Tobacco grant geared toward improving children’s health
By Karen Sells
Made possible by a grant of almost $250,000 from the Tennessee Department of Health, the Clinical Effort Against Secondhand Smoke Exposure is helping county residents kick the habit.
The CEASE program is offered by the Washington County-Johnson City Health Department, which received the first of three grant installments of $82,500 during March.
A portion of the funds was designated to hire a part-time employee who will serve as a health educator and oversee the program. “We thought to give it the emphasis it needed, it was imperative to have one person focused on the program,” Health Department Director Tim Carson said.
Dawn Sharp’s first day as public health educator was April 7, though she was no stranger to CEASE. Sharp served as an intern with the Health Department last year and helped write the program for Washington County.
The goals of the CEASE program in Washington County are to reduce the secondhand and third-hand smoke exposure of children; reduce asthma attacks and emergency room visits of children due to smoke exposure; improve the health outcomes of families; decrease the health-care cost of secondhand smoke exposure; educate and provide awareness to the community about the dangers of secondhand smoke; and assist and support family members who wish to quit smoking.
“CEASE originated at Massachusetts General Hospital, which did a five-year study on addressing secondhand smoke and came up with the idea,” Sharp said. “They found people are more willing to listen when they’re a parent rather than a patient.”
The effort is beginning with local pediatricians who are being asked to counsel their patients and families on the dangers of secondhand smoke, which can worsen children’s bronchitis or asthma and cause chronic ear and respiratory infections.
Sharp has already visited all of the pediatrics offices in Washington County to share information about the CEASE program, and is moving on to the family practice offices. “The doctors’ offices are very excited we’re able to offer a no-cost option for secondhand smoke,” she said.
The CEASE Implementation Guide leads offices through the three steps needed to address family smoking. Step one involves asking families about tobacco use and rules about smoking in the home and car. Step two offers assistance to families with smoking cessation and secondhand smoke exposure reduction, while step three provides referrals to outside help for families who use tobacco.
In addition to counseling from the physicians’ offices, adults can participate in the eight-week Freedom from Smoking class provided by the Health Department, which offers incentives to stop smoking and addresses concerns like weight gain by offering healthier alternatives.
Sharp is also working with local pharmacies to try and secure discounts for smoking cessation products such the nicotine pill or patch.

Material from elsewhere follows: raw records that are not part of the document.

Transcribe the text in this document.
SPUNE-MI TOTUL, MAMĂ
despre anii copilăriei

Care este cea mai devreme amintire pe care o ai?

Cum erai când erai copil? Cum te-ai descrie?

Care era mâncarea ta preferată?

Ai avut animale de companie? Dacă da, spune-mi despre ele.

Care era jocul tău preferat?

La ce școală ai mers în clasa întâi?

One option not recommended to help smokers kick the habit are electronic cigarettes. “We do not encourage e-cigarettes,” Sharp said. “They are not FDA regulated, and using them is an easy way to get nicotine poisoning for the child and the user.”
According to Sharp, it’s impossible to know how much nicotine e-cigarettes contain, and there is no child-proofing on the nicotine cartridge. “The Health Department has taken a stand, and they are not recommended as a cessation product,” she said.
Four Freedom from Smoking classes, which have seen success in many of their participants, have been offered through the grant, in addition to a variety of presentations for children at school functions. “We did one on e-cigarettes for parents on the last day,” Sharp noted.
The CEASE program also will be shared at public events. “We will be out in the community at the Farmers Markets in Johnson City and Jonesborough and at health fairs,” she said.
Calls also have been received from nursing homes and assisted living facilities with patients who use e-cigarettes.
“I think this is the most excitement about smoking cessation that there’s been in a long time,” Carson said.
Sharp compared receiving the grant to winning the lottery. “To have the option to design a program that works best in your community is not often possible in public health,” she said. “And we’re able to offer it at no cost.”
The expense of smoking may be an incentive for those who want to quit, Sharp pointed out. “We’ve done a cost education where we added it up, and after 10 years you could buy a nice home with that money, or at least a very nice car,” she said.
The Freedom from Smoking classes are available for anyone who is interested, according to Sharp. “We’re not limiting who can come, and you don’t need a referral.” The next two classes will start at the end of August.
The CEASE program will be offered during all three years of the grant. “The next step is to address maternal smoking, which we will do next year through the Baby and Me program,” Sharp said. “We will address teen smoking in the third year of the grant.”
Carson said the Health Department is pleased to be offering the CEASE program to its own staff. “The employees have been amazing,” he said.
Sharp agreed. “We’re all excited and passionate about it,” she said. “For every person I can get to quit smoking, it’s a savings in health-care costs and added longevity for their life.”